MINNEAPOLIS -- The Minnesota Vikings finally found some offensive firepower three weeks into the season, but a day that featured a breakout performance by rookie receiver Justin Jefferson (7 catches, 175 yards) and a career-high day for running back Dalvin Cook was spoiled by a 55-yard field goal, resulting in a 31-30 loss to the Tennessee Titans.
According to Elias, the Vikings are the first team in NFL history to have one player record 175 rushing yards and another record 175 receiving yards in the same game.
The Vikings are off to their first 0-3 start since the 2013 season and have back-to-back road games coming up in Houston and Seattle.
Late-game collapse: The 2020 season is going to be a long one for the Vikings' defense, which allowed 444 yards, including 119 yards rushing to Derrick Henry. That ties the sixth-most yards put up on a defense coached by Mike Zimmer.
Minnesota was in bend-don't-break territory throughout the first two quarters, holding Tennessee to nine points at the half, but gave up big pass plays, including gains of 38, 44 and 61 yards that allowed for a shootout to ensue. The Vikings were again in the red in time of possession (28:28) because of the defense struggling to get off the field in the second half and the offense sputtering late in the game.
"We had those explosive plays," Vikings linebacker Eric Kendricks said. "They landed us, I think, it was inside the 5 a couple times. It's hard to play defense when you're backed up on the 1-yard line, 2-yard line. We have to limit the explosives."

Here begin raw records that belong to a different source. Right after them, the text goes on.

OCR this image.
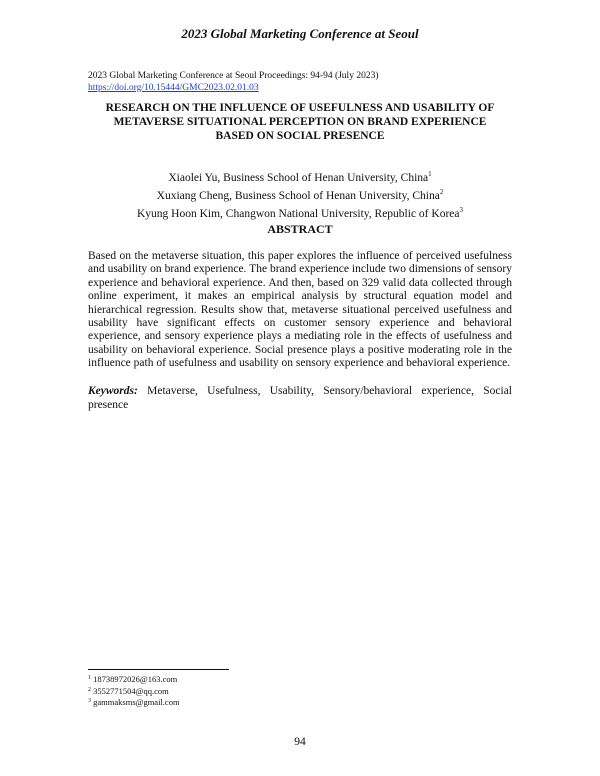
2023 Global Marketing Conference at Seoul
2023 Global Marketing Conference at Seoul Proceedings: 94-94 (July 2023)
https://doi.org/10.15444/GMC2023.02.01.03
RESEARCH ON THE INFLUENCE OF USEFULNESS AND USABILITY OF
METAVERSE SITUATIONAL PERCEPTION ON BRAND EXPERIENCE
BASED ON SOCIAL PRESENCE
Xiaolei Yu, Business School of Henan University, China$^1$
Xuxiang Cheng, Business School of Henan University, China$^2$
Kyung Hoon Kim, Changwon National University, Republic of Korea$^3$
ABSTRACT
Based on the metaverse situation, this paper explores the influence of perceived usefulness and usability on brand experience. The brand experience include two dimensions of sensory experience and behavioral experience. And then, based on 329 valid data collected through online experiment, it makes an empirical analysis by structural equation model and hierarchical regression. Results show that, metaverse situational perceived usefulness and usability have significant effects on customer sensory experience and behavioral experience, and sensory experience plays a mediating role in the effects of usefulness and usability on behavioral experience. Social presence plays a positive moderating role in the influence path of usefulness and usability on sensory experience and behavioral experience.
Keywords: Metaverse, Usefulness, Usability, Sensory/behavioral experience, Social presence
$^1$ 18738972026@163.com
$^2$ 3552771504@qq.com
$^3$ gammaksms@gmail.com
94
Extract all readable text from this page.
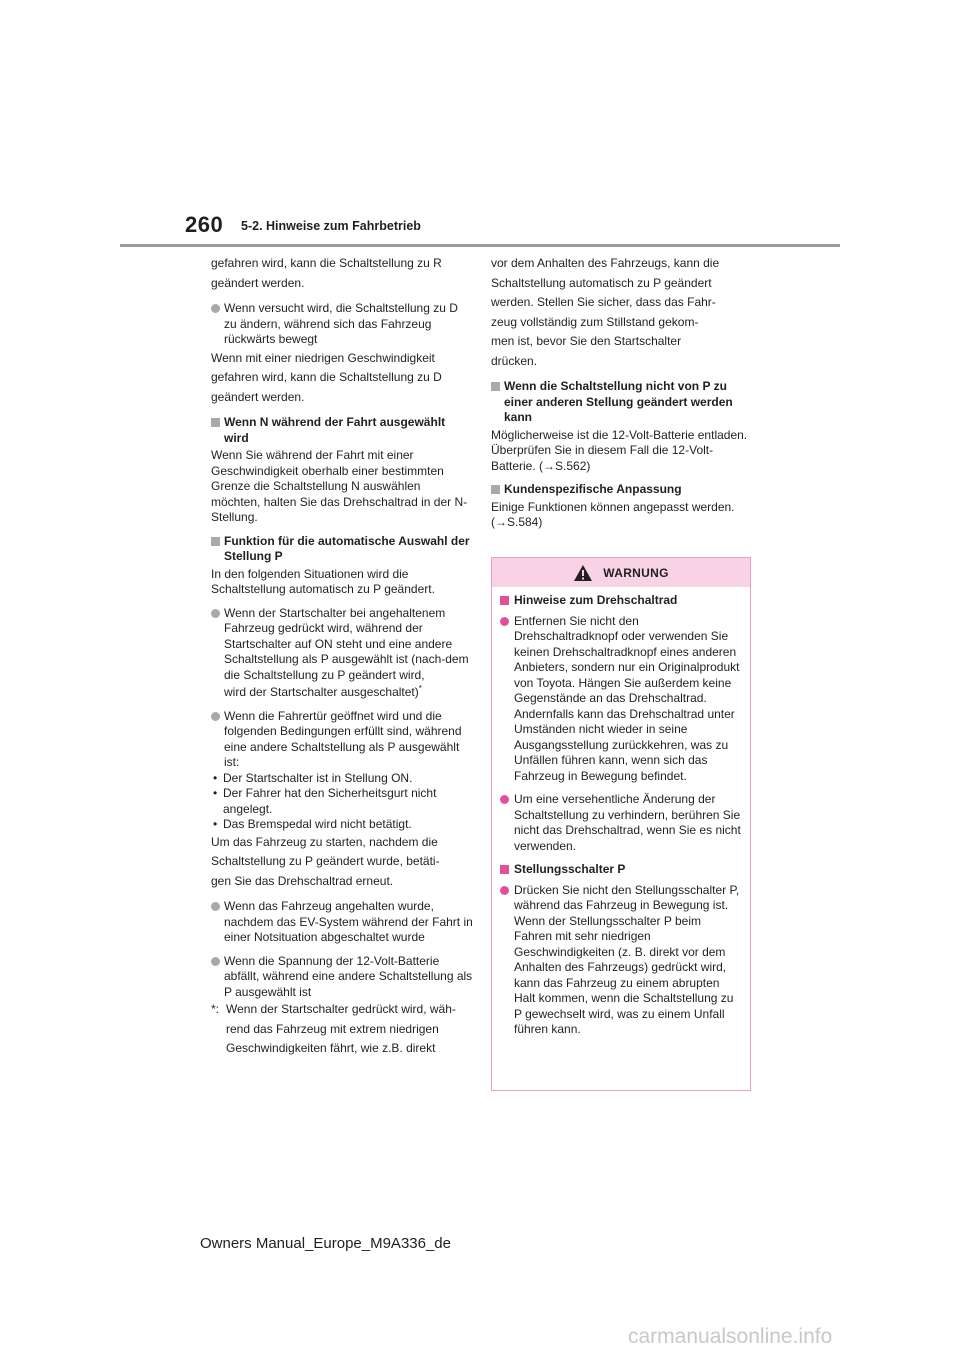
260 5-2. Hinweise zum Fahrbetrieb

gefahren wird, kann die Schaltstellung zu R

geändert werden.

Wenn versucht wird, die Schaltstellung zu D zu ändern, während sich das Fahrzeug rückwärts bewegt

Wenn mit einer niedrigen Geschwindigkeit

gefahren wird, kann die Schaltstellung zu D

geändert werden.

Wenn N während der Fahrt ausgewählt wird

Wenn Sie während der Fahrt mit einer Geschwindigkeit oberhalb einer bestimmten Grenze die Schaltstellung N auswählen möchten, halten Sie das Drehschaltrad in der N-Stellung.

Funktion für die automatische Auswahl der Stellung P

In den folgenden Situationen wird die Schaltstellung automatisch zu P geändert.

Wenn der Startschalter bei angehaltenem Fahrzeug gedrückt wird, während der Startschalter auf ON steht und eine andere Schaltstellung als P ausgewählt ist (nach-dem die Schaltstellung zu P geändert wird,
wird der Startschalter ausgeschaltet)*
Wenn die Fahrertür geöffnet wird und die folgenden Bedingungen erfüllt sind, während eine andere Schaltstellung als P ausgewählt ist:
• Der Startschalter ist in Stellung ON.
• Der Fahrer hat den Sicherheitsgurt nicht angelegt.
• Das Bremspedal wird nicht betätigt.

Um das Fahrzeug zu starten, nachdem die

Schaltstellung zu P geändert wurde, betäti-

gen Sie das Drehschaltrad erneut.

Wenn das Fahrzeug angehalten wurde, nachdem das EV-System während der Fahrt in einer Notsituation abgeschaltet wurde
Wenn die Spannung der 12-Volt-Batterie abfällt, während eine andere Schaltstellung als P ausgewählt ist
*: Wenn der Startschalter gedrückt wird, wäh-
rend das Fahrzeug mit extrem niedrigen
Geschwindigkeiten fährt, wie z.B. direkt

vor dem Anhalten des Fahrzeugs, kann die

Schaltstellung automatisch zu P geändert

werden. Stellen Sie sicher, dass das Fahr-

zeug vollständig zum Stillstand gekom-

men ist, bevor Sie den Startschalter

drücken.

Wenn die Schaltstellung nicht von P zu einer anderen Stellung geändert werden kann

Möglicherweise ist die 12-Volt-Batterie entladen. Überprüfen Sie in diesem Fall die 12-Volt-Batterie. (→S.562)

Kundenspezifische Anpassung

Einige Funktionen können angepasst werden. (→S.584)

WARNUNG
Hinweise zum Drehschaltrad
Entfernen Sie nicht den Drehschaltradknopf oder verwenden Sie keinen Drehschaltradknopf eines anderen Anbieters, sondern nur ein Originalprodukt von Toyota. Hängen Sie außerdem keine Gegenstände an das Drehschaltrad.
Andernfalls kann das Drehschaltrad unter Umständen nicht wieder in seine Ausgangsstellung zurückkehren, was zu Unfällen führen kann, wenn sich das Fahrzeug in Bewegung befindet.
Um eine versehentliche Änderung der Schaltstellung zu verhindern, berühren Sie nicht das Drehschaltrad, wenn Sie es nicht verwenden.
Stellungsschalter P
Drücken Sie nicht den Stellungsschalter P, während das Fahrzeug in Bewegung ist.
Wenn der Stellungsschalter P beim Fahren mit sehr niedrigen Geschwindigkeiten (z. B. direkt vor dem Anhalten des Fahrzeugs) gedrückt wird, kann das Fahrzeug zu einem abrupten Halt kommen, wenn die Schaltstellung zu P gewechselt wird, was zu einem Unfall führen kann.
Owners Manual_Europe_M9A336_de
carmanualsonline.info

Minnesota couldn't overcome three turnovers, and the last drive for the offense with 1:44 left down by one, which Zimmer called a "complete disaster," was especially painful. Starting at their own 25-yard line, the Vikings were bailed out by a roughing-the-passer penalty and given a fresh set of downs. However, after the penalty Kirk Cousins threw an incomplete pass, fumbled the snap for a 14-yard loss, threw another incomplete pass and then an interception on his final play of the game.

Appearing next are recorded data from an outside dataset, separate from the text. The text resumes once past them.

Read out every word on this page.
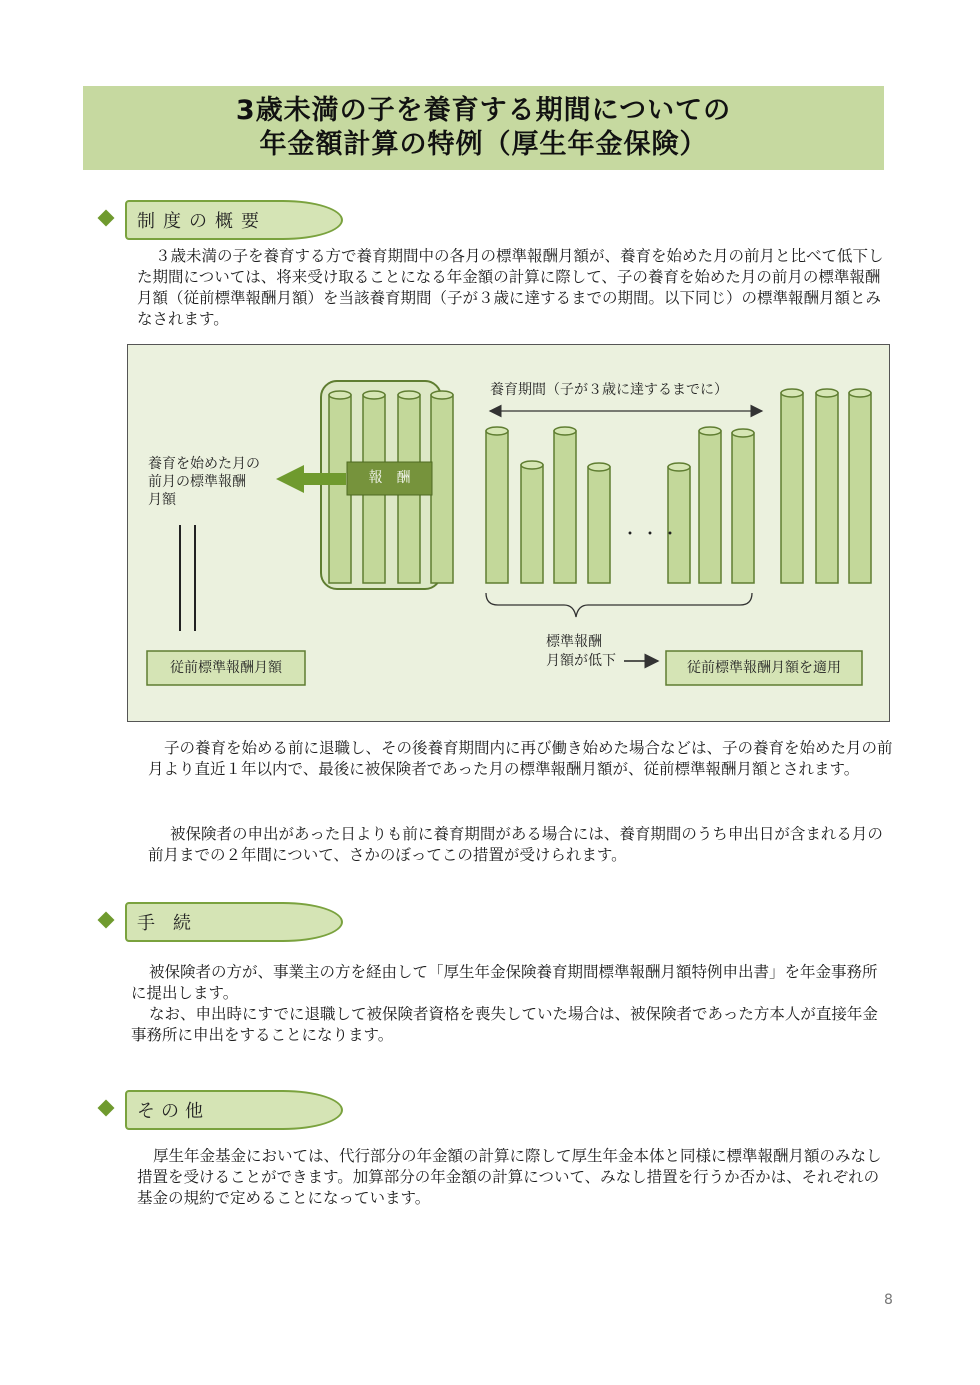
3歳未満の子を養育する期間についての
年金額計算の特例（厚生年金保険）
制度の概要
３歳未満の子を養育する方で養育期間中の各月の標準報酬月額が、養育を始めた月の前月と比べて低下した期間については、将来受け取ることになる年金額の計算に際して、子の養育を始めた月の前月の標準報酬月額（従前標準報酬月額）を当該養育期間（子が３歳に達するまでの期間。以下同じ）の標準報酬月額とみなされます。
養育期間（子が３歳に達するまでに）
養育を始めた月の
前月の標準報酬
月額
報　酬
・・・
標準報酬
月額が低下
従前標準報酬月額	従前標準報酬月額を適用
子の養育を始める前に退職し、その後養育期間内に再び働き始めた場合などは、子の養育を始めた月の前月より直近１年以内で、最後に被保険者であった月の標準報酬月額が、従前標準報酬月額とされます。
被保険者の申出があった日よりも前に養育期間がある場合には、養育期間のうち申出日が含まれる月の前月までの２年間について、さかのぼってこの措置が受けられます。
手続
被保険者の方が、事業主の方を経由して「厚生年金保険養育期間標準報酬月額特例申出書」を年金事務所に提出します。
なお、申出時にすでに退職して被保険者資格を喪失していた場合は、被保険者であった方本人が直接年金事務所に申出をすることになります。
その他
厚生年金基金においては、代行部分の年金額の計算に際して厚生年金本体と同様に標準報酬月額のみなし措置を受けることができます。加算部分の年金額の計算について、みなし措置を行うか否かは、それぞれの基金の規約で定めることになっています。
8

"The thing I have to figure out right now is ... how to [get] this team to understand what's causing them to lose," Zimmer said. "We come out at the start of the second half by throwing an interception. They kick a field goal. We give up a big play on defense. The last possession, when you've got a chance to go down and win the game with a field goal, is a complete disaster. But those are the things that are causing us to lose, and until I can figure out a way to get it through their -- we've got a 1-yard run and we get a block in the back and now it's first-and-20. Things like that, that the good teams don't do."

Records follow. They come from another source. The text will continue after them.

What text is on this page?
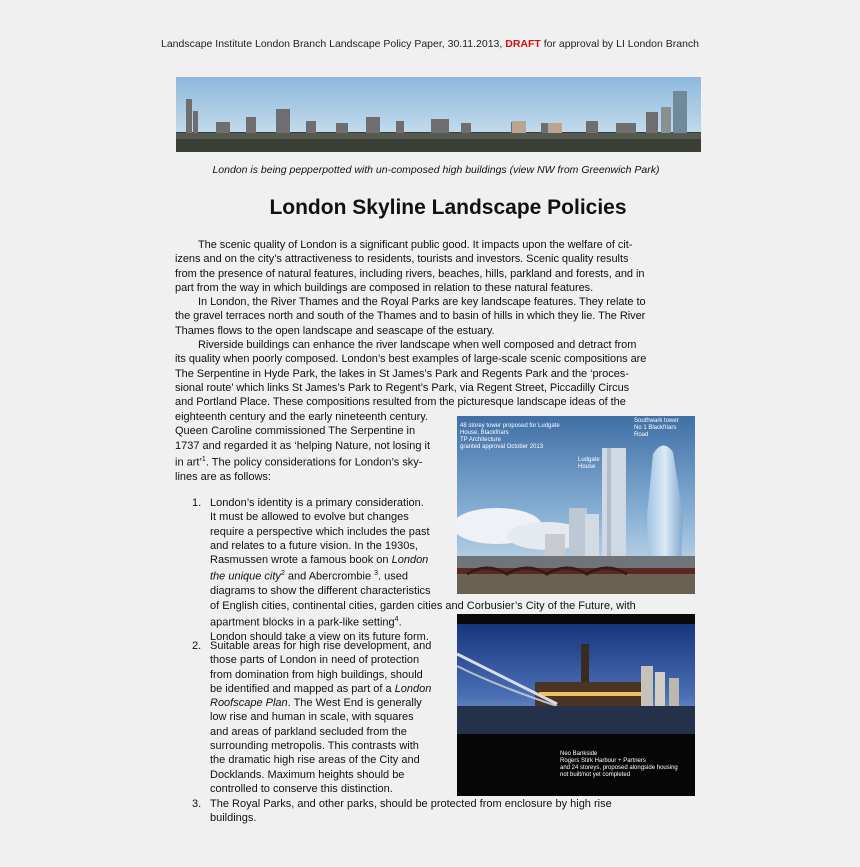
Landscape Institute London Branch Landscape Policy Paper, 30.11.2013, DRAFT for approval by LI London Branch
London is being pepperpotted with un-composed high buildings (view NW from Greenwich Park)
London Skyline Landscape Policies
The scenic quality of London is a significant public good. It impacts upon the welfare of cit-
izens and on the city’s attractiveness to residents, tourists and investors. Scenic quality results
from the presence of natural features, including rivers, beaches, hills, parkland and forests, and in
part from the way in which buildings are composed in relation to these natural features.
In London, the River Thames and the Royal Parks are key landscape features. They relate to
the gravel terraces north and south of the Thames and to basin of hills in which they lie. The River
Thames flows to the open landscape and seascape of the estuary.
Riverside buildings can enhance the river landscape when well composed and detract from
its quality when poorly composed. London’s best examples of large-scale scenic compositions are
The Serpentine in Hyde Park, the lakes in St James’s Park and Regents Park and the ‘proces-
sional route’ which links St James’s Park to Regent’s Park, via Regent Street, Piccadilly Circus
and Portland Place. These compositions resulted from the picturesque landscape ideas of the
eighteenth century and the early nineteenth century.
Queen Caroline commissioned The Serpentine in
1737 and regarded it as ‘helping Nature, not losing it
in art’$^1$. The policy considerations for London’s sky-
lines are as follows:
48 storey tower proposed for Ludgate
House, Blackfriars
TP Architecture
granted approval October 2013
Ludgate
House
Southwark tower
No 1 Blackfriars
Road
Neo Bankside
Rogers Stirk Harbour + Partners
and 24 storeys, proposed alongside housing
not built/not yet completed
1. London’s identity is a primary consideration.
It must be allowed to evolve but changes
require a perspective which includes the past
and relates to a future vision. In the 1930s,
Rasmussen wrote a famous book on London
the unique city$^2$ and Abercrombie $^3$. used
diagrams to show the different characteristics
of English cities, continental cities, garden cities and Corbusier’s City of the Future, with
apartment blocks in a park-like setting$^4$.
London should take a view on its future form.
2. Suitable areas for high rise development, and
those parts of London in need of protection
from domination from high buildings, should
be identified and mapped as part of a London
Roofscape Plan. The West End is generally
low rise and human in scale, with squares
and areas of parkland secluded from the
surrounding metropolis. This contrasts with
the dramatic high rise areas of the City and
Docklands. Maximum heights should be
controlled to conserve this distinction.
3. The Royal Parks, and other parks, should be protected from enclosure by high rise
buildings.
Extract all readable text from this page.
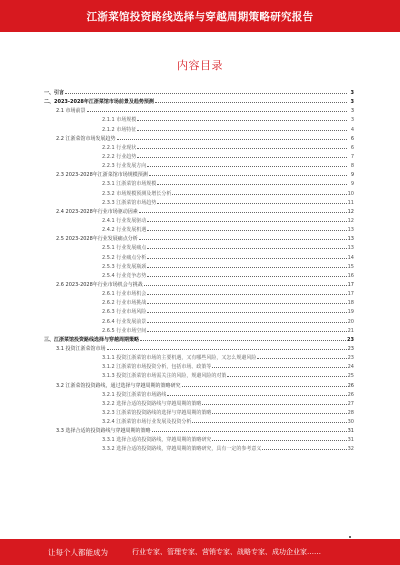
江浙菜馆投资路线选择与穿越周期策略研究报告
内容目录
一、引言	3
二、2023-2028年江浙菜馆市场前景及趋势预测	3
2.1 市场前景	3
2.1.1 市场规模	3
2.1.2 市场特征	4
2.2 江浙菜馆市场发展趋势	6
2.2.1 行业现状	6
2.2.2 行业趋势	7
2.2.3 行业发展方向	8
2.3 2023-2028年江浙菜馆市场规模预测	9
2.3.1 江浙菜馆市场规模	9
2.3.2 市场规模预测及增长分析	10
2.3.3 江浙菜馆市场趋势	11
2.4 2023-2028年行业市场驱动因素	12
2.4.1 行业发展驱动	12
2.4.2 行业发展机遇	13
2.5 2023-2028年行业发展痛点分析	13
2.5.1 行业发展痛点	13
2.5.2 行业痛点分析	14
2.5.3 行业发展瓶颈	15
2.5.4 行业竞争态势	16
2.6 2023-2028年行业市场机会与挑战	17
2.6.1 行业市场机会	17
2.6.2 行业市场挑战	18
2.6.3 行业市场风险	19
2.6.4 行业发展前景	20
2.6.5 行业市场空间	21
三、江浙菜馆投资路线选择与穿越周期策略	23
3.1 投资江浙菜馆市场	23
3.1.1 投资江浙菜馆市场的主要机遇，又有哪些风险，又怎么规避风险	23
3.1.2 江浙菜馆市场投资分析，包括市场、政策等	24
3.1.3 投资江浙菜馆市场需关注的风险，规避风险的对策	25
3.2 江浙菜馆投资路线，通过选择与穿越周期的策略研究	26
3.2.1 投资江浙菜馆市场路线	26
3.2.2 选择合适的投资路线与穿越周期的策略	27
3.2.3 江浙菜馆投资路线的选择与穿越周期的策略	28
3.2.4 江浙菜馆市场行业发展及投资分析	30
3.3 选择合适的投资路线与穿越周期的策略	31
3.3.1 选择合适的投资路线，穿越周期的策略研究	31
3.3.2 选择合适的投资路线，穿越周期的策略研究，具有一定的参考意义	32
让每个人都能成为	行业专家、管理专家、营销专家、战略专家、成功企业家……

Silver lining? The one positive Minnesota can take away from this loss is how strong the offense performed for most of the game.
Cousins struggled to connect with any of his playmakers outside of Adam Thielen in Weeks 1 and 2. While the Pro Bowl receiver helped the Vikings build up a first-half lead off a 16-yard touchdown, Cousins' connection with Jefferson set up that score (a 31-yard reception while lined up outside) and seemingly broke the game open. Jefferson's first NFL touchdown went for 71 yards in the third quarter, but he wasn't alone.
Minnesota leaned heavily on Cook, who rushed for a career-high 181 yards and the team's first touchdown. The Vikings' go-ahead score in the fourth quarter came when Cousins found tight end Kyle Rudolph in the back of the end zone. Uncovered, Rudolph made a leaping one-handed catch with his left arm, his third one-handed receiving touchdown since the start of last season. No other player has more than one in that same time frame, according to ESPN Stats & Information.
"Just to see the opportunities that we left on the field and the big plays that we made on the field. It's a bright future," Jefferson said. "We just need to figure it out. Just some things that we're doing that are not right and we're making critical errors in the game, especially late in the game. We just need to fix it. We're 0-3. We need to start winning some games and get back on track."